Deutsche Bank's Global Head of the Fundamental Credit Strategy Group, Jim Reid, published a groundbreaking and brutally honest report on the current state of finance. Some key findings are that we're not only going to see a financial crisis in the next few years (yikes, but predictable), but that central banks, financial institutions, and debt are the ultimate causes for this future crash. Reid writes,
"If we’re correct, the fiat currency system may be seriously tested over the coming decade and ultimately we may need to find an alternative ... Cryptocurriencies are all the rage at the moment and are as much about blockchain as anything else but there could be an increasing desire for alternative medians of exchange in the years to come if we are correct."
Reid isn't the only one doubting global economic stability.
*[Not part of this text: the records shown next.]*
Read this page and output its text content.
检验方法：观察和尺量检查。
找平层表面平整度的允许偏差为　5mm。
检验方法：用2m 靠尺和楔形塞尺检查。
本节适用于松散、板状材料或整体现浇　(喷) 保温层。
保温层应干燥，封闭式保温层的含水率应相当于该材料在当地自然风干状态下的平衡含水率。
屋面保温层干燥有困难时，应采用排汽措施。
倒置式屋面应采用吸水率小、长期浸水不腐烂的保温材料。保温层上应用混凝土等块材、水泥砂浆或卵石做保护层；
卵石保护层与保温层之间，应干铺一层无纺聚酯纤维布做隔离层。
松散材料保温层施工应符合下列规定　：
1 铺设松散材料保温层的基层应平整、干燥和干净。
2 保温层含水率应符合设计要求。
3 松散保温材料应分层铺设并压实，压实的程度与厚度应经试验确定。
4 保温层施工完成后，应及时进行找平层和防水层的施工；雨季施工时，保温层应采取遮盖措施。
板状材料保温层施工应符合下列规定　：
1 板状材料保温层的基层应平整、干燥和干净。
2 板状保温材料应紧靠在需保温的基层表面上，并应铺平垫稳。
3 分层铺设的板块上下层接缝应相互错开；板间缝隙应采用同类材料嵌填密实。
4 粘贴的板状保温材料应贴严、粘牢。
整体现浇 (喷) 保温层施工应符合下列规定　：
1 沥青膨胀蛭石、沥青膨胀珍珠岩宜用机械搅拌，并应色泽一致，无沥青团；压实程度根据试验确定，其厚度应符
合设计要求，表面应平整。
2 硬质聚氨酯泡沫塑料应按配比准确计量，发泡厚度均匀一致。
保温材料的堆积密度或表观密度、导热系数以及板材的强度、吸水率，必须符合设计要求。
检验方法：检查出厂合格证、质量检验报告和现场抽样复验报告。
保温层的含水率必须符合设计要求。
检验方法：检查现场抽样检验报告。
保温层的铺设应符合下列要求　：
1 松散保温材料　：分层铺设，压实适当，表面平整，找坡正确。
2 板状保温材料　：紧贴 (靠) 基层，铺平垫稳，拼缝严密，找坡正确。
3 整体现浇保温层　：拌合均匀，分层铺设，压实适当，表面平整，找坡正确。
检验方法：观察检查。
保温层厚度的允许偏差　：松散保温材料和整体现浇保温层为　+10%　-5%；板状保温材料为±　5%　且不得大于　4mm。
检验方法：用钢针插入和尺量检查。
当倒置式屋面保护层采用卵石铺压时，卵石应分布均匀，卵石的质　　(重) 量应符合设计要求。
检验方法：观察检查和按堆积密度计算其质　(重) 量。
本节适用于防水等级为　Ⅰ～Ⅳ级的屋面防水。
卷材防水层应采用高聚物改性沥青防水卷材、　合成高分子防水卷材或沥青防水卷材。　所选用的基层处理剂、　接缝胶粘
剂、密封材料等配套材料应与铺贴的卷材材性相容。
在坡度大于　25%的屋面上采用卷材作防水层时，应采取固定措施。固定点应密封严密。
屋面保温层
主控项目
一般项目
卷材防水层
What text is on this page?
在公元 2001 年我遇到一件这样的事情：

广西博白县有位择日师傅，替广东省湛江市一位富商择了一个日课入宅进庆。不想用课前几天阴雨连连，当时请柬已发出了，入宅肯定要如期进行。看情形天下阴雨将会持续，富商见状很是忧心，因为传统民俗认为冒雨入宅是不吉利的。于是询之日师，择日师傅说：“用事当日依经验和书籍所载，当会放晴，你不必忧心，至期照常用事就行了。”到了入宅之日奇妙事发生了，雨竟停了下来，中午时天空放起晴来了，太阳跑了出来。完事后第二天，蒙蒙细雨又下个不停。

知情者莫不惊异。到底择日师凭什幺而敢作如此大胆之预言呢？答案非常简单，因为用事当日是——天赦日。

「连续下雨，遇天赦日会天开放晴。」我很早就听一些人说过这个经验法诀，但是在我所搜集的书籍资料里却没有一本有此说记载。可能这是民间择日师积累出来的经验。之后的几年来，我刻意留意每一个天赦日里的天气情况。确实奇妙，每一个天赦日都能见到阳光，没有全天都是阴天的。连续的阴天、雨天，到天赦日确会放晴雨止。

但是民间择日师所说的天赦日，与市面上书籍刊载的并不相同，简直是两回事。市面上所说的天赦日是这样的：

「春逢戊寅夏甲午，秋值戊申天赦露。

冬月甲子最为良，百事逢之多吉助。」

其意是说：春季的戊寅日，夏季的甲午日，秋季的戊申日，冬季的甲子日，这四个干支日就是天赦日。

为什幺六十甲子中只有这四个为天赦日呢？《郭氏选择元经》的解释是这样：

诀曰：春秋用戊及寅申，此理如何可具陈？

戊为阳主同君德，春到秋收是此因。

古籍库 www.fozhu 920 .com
Apparently, Goldman Sach's clients are "reluctant bulls" due to a number of factors, one being the recent crazy high start-up valuations, in addition to "pre-emptive" rate hikes from the Fed. Meanwhile, Coinbase added 100,000 users in 24 hours between November 1st and 2nd. So, that's pretty freakin' exciting. As the global market cap of crypto nears $200 billion, it's exciting but simultaneously scary to think about mainstream adoption. What will it take for Bitcoin, altcoins, and blockchain to integrate into society?
More good news from Wall Street about crypto! (There's a sentence we thought we'd never say...)
In a surprisingly positive week for crypto –well, Bitcoin's astronomical price increase probably doesn't hurt – Wall Street hasn't been hating on Bitcoin as hard as it normally does. A managing partner at Fundstrat and former strategist at Goldman Sachs said that not only is crypto a "huge revolution in terms of decentralized control," but that Bitcoin is important "for investors to own." It's exciting, except that he mentions cryptocurrency as a security.
As previously discussed in our other newsletters, the US hasn't totally decided how to define crypto. Security, asset class, fundraising tool, piece of mathematics that people don't understand well – we've heard it all. We've attended several tech conferences recently, and there've been endless seminars relating to conducting your own ICO. The first rule about initial coin offerings? Don't pass the Howey Test.
Well, Bitcoin Gold added replay protection to their program, but we're unsure as to whether or not that can save this new currency.
Cryptocurrencies are definitely going to be a thing, but this college professor thinks it's the bank-backed ones that will survive. We'll see.
The Central Bank of Swaziland has come out as "having [an] optimistic but cautious" approach to digital currency. Let's take that as a win!
Coin to Watch
EOS (EOS) is taking us on a wild ride, and it's up to you if you want to hop on. But we recommend you check out their seven-day chart (it's exciting).